森さん、東京五輪人質に原発再開を迫るのは卑怯

 東京五輪組織委会長に就任した森喜朗元首相が、細川護煕元首相や小泉純一郎元首相らが掲げる原発即時ゼロについて、「6年先の五輪のためにはもっと電気が必要だ。今から原発ゼロなら、五輪を返上するしかなくなる。世界に対して迷惑をかける」と批判した▼五輪を開くのだからといって「電気がもっと必要」とはいかがなものか。五輪なら環境や健康をテーマにしたもっと夢のあるものにしたいものだ。地球環境を損なうことに手を貸すような五輪なら、それこそ返上すべきだ▼原発即ゼロに反対するが、現在原発の稼働はゼロ。

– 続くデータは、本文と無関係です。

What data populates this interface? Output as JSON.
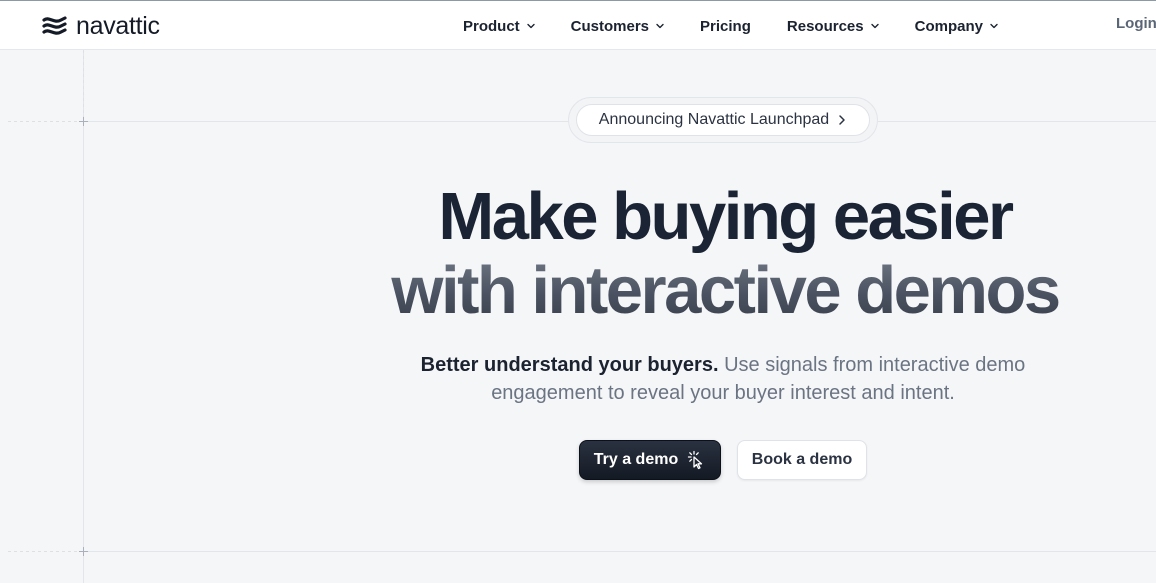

いろいろ問題を抱え関係者の努力と試行錯誤が続いているが、電力不足に陥ることなく、福島原発事故から今日までやってきた▼政府などは「原発に頼らない社会を目指して…」などと原発のない国作りを目指しているかのようなポーズをとるが、解釈自由のあいまいな言い回し。うやむやに終わらせようとする意図が伝わってくる▼森さん。あなたのようにIT(アイティ)を「イット」というような人ばかりが日本人ではありません。我々日本人は過去、窮地に追い込まれた時ほど力を発揮して、苦難を乗り越えてきました。